The National Federation of Independent Business, or NFIB Legal Center, filed an amicus brief in Iowa supporting the state in its challenge to the provision of the American Rescue Plan Act of 2021 that would prevent states from using federal funds for state tax relief for Iowa small business owners.
“Small businesses are still struggling to rebound from the COVID-19 pandemic and need as much financial relief as possible,” said Karen Harned, Executive Director of NFIB’s Small Business Legal Center. “Congress passed the American Rescue Plan to relieve some of the financial pressure caused by the pandemic, but a provision that blocks Iowa and other states from cutting taxes is eroding state sovereignty and hurts local businesses.”
Earlier this year, Tom Miller, Iowa’s Attorney General, initiated a lawsuit questioning Treasury Secretary Janet Yellen over part of the $1.9 trillion American Rescue Plan (ARP) Act that prevents states from using the funds they receive from the law to offset tax cuts.

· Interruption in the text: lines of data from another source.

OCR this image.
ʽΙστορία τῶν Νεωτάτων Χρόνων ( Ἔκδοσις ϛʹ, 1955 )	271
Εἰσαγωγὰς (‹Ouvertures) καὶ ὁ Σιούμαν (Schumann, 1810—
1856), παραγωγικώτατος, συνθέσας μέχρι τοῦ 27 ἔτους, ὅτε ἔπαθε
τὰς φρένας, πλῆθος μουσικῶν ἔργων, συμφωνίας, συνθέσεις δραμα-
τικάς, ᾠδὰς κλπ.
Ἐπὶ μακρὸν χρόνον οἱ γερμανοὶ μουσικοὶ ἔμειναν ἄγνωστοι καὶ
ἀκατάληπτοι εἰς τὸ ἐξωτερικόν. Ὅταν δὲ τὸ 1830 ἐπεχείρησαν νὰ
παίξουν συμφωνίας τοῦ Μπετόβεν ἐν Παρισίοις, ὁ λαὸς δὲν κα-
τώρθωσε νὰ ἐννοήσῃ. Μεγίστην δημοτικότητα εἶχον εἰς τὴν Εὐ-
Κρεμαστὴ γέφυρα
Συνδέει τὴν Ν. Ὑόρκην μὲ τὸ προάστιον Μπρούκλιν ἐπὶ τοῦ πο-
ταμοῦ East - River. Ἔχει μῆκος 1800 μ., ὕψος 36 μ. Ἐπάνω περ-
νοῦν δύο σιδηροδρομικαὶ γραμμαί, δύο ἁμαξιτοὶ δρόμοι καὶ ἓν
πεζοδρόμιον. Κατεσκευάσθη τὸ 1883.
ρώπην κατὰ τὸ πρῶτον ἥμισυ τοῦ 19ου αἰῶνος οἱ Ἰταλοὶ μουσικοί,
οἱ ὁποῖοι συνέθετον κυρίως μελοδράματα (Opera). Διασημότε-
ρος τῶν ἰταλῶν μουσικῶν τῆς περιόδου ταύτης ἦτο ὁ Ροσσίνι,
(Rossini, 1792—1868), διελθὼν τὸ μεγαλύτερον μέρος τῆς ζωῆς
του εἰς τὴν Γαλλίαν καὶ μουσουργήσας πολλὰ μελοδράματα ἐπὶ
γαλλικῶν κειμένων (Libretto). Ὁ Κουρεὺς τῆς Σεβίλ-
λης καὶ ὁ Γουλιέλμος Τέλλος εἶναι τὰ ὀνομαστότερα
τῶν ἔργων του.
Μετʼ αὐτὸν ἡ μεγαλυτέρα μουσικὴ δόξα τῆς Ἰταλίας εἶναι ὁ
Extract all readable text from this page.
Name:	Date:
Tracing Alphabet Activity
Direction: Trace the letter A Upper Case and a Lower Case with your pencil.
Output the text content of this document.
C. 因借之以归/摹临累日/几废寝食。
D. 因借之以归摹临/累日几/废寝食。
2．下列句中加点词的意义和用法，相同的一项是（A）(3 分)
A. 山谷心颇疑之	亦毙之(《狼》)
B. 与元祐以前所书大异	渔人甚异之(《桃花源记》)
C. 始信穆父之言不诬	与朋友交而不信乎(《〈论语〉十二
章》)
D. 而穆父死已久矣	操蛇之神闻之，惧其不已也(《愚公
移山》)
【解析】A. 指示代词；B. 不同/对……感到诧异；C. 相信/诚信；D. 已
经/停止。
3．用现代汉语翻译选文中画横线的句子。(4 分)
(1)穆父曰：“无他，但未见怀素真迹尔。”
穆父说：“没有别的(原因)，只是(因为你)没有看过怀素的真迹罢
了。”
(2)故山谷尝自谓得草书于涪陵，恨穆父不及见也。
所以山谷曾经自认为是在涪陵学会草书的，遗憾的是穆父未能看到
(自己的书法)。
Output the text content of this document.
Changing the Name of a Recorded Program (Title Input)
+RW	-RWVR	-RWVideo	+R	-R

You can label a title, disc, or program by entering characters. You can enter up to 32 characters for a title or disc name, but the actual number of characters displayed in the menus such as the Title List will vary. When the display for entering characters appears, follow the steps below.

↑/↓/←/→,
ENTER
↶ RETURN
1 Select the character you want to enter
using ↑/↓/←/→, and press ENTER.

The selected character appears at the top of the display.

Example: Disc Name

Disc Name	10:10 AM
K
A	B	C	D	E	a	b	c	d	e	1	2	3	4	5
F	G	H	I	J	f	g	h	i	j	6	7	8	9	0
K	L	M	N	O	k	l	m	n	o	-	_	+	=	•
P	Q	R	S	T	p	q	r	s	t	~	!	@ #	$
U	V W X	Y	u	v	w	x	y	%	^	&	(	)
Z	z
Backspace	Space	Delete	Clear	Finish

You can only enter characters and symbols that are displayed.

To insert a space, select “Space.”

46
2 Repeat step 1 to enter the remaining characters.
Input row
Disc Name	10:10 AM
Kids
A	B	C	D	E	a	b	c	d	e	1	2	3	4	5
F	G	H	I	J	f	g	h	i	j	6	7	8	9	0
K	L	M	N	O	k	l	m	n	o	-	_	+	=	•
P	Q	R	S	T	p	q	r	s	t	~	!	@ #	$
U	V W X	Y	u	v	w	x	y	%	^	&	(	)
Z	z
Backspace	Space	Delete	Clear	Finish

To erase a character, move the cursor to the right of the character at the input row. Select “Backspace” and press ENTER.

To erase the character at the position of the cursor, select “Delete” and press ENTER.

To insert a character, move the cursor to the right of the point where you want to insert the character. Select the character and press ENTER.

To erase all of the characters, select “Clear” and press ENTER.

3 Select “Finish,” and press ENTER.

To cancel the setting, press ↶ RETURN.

“Iowa small business owners are still struggling to recover from the economic consequences of COVID-19 pandemic,” said Matt Everson, NFIB State Director in Iowa. “Iowa small business owners already pay some of the highest taxes in the country. It’s one of their top barriers for continued economic growth. Now, a provision in the ARP is putting a lot of undue confusion into lawmakers’ abilities in Iowa from continuing to lower taxes for hard working job creators. It’s a bad piece of law and bad for small business.”
The American Rescue Plan Act of 2021 made funds available to states if and only if states agree to not pass any laws or take any administrative actions that decrease their net revenue, whether that decrease comes through tax credits, rebates, reductions in tax credits, or new or expanded deductions. NFIB believes the court should block this unprecedented tax mandate and grant the states’ motion for a preliminary injunction.
The NFIB Small Business Legal Center protects the rights of small business owners in the nation’s courts. NFIB is currently active in more than 40 cases in federal and state courts across the country and in the U.S. Supreme Court.